Across the ADDUP sample, local staff were paid four times less on average than their international counterparts. This was despite having similar education and experience. In Papua New Guinea and the Solomon Islands, the average rose to nine. In individual cases the difference was far greater. Alarmingly, 80% of local workers said that their pay was not sufficient to meet their everyday needs.

Disparities are not limited to salaries. They include accommodation allowances, vehicles, household staff, school fees, insurance and other benefits. These commonly form part of expatriate packages that are not available to local staff.

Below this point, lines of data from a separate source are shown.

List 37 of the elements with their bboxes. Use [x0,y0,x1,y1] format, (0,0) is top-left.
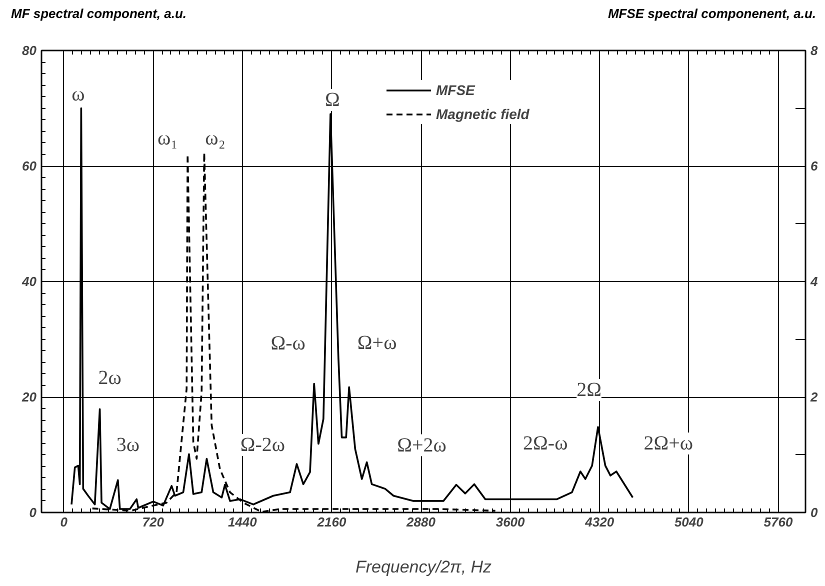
y2-axis-title: MFSE spectral componenent, a.u. [608,5,816,23]
legend-label: MFSE [436,82,475,98]
annotation: 2ω [98,367,122,390]
x-tick-label: 0 [60,514,68,530]
y2-tick-label: 6 [810,158,818,174]
x-tick-label: 720 [142,514,165,530]
x-tick-label: 1440 [228,514,258,530]
x-tick-label: 4320 [584,514,615,530]
annotation: ω₂ [205,128,226,150]
x-tick-label: 5760 [764,514,794,530]
x-axis-title: Frequency/2π, Hz [355,558,492,576]
annotation: Ω-2ω [240,434,286,456]
x-tick-label: 5040 [674,514,704,530]
annotation: 2Ω-ω [523,432,568,454]
annotation: Ω+ω [357,332,397,354]
x-tick-label: 2880 [406,514,436,530]
y-tick-label: 80 [22,43,38,58]
annotation: ω [72,83,85,106]
annotation: 2Ω [576,379,602,402]
legend-label: Magnetic field [436,106,530,122]
x-tick-label: 2160 [316,514,347,530]
y2-tick-label: 8 [810,43,818,58]
annotation: 2Ω+ω [644,432,694,454]
y2-tick-label: 2 [810,390,818,404]
annotation: Ω [325,89,340,112]
y2-tick-label: 0 [810,505,818,520]
annotation: 3ω [116,434,140,456]
annotation: ω₁ [158,127,178,150]
y-axis-title: MF spectral component, a.u. [11,5,187,23]
y-tick-label: 40 [21,274,38,289]
x-tick-label: 3600 [496,514,526,530]
y-tick-label: 60 [22,158,38,174]
y-tick-label: 20 [21,390,38,404]
y2-tick-label: 4 [810,274,818,289]
annotation: Ω+2ω [397,434,446,456]
y-tick-label: 0 [29,505,38,520]
annotation: Ω-ω [270,332,306,355]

Similar findings in the corporate sector

While ADDUP is to date perhaps the most detailed study of pay disparities in the humanitarian sector, research from the corporate sector has had similar findings. A study of local and expatriate managers in multinational companies in Singapore, for example, found salary disparities were causing resentment and dissatisfaction among local managers.

The Singaporean study found that dissatisfaction relating to disparities ultimately reduces productivity and encourages high staff turnover.

Local ‘brain drain’

Our research also found that dual salary systems were contributing to a “brain drain”.

Talented local staff often leave their home countries for higher-paying jobs overseas.

This may make it hard for the humanitarian sector to achieve its goals of building capacity in aid recipient countries and increasing local ownership of development initiatives.

A search for a solution

Many NGOs are aware of the issue and concerned about it. Together with NGO umbrella organisation CHS Alliance (formerly known as People in Aid) and Birches Group, we are working to develop evidence-informed good practice in the domain of sustainable livelihood and living wages for aid and humanitarian workers.

This partnership hopes to identify wage policy options that align with local workforce aspirations and can ensure sustainable human services in the aid and development sector.

The new round of global development goals – the Sustainable Development Goals (SDGs) – has highlighted the importance of decent work, reducing inequality and enabling sustainable livelihoods for the eradication of poverty everywhere.

If the SDGs are to avoid the criticisms of their predecessors, the Millennium Development Goals, we will need to vertically integrate global goals with local, everyday workplace practices.

This project, focused as it is on everyday workplaces and organisational policies, is an example of that kind of process, in an area where we can all make a difference.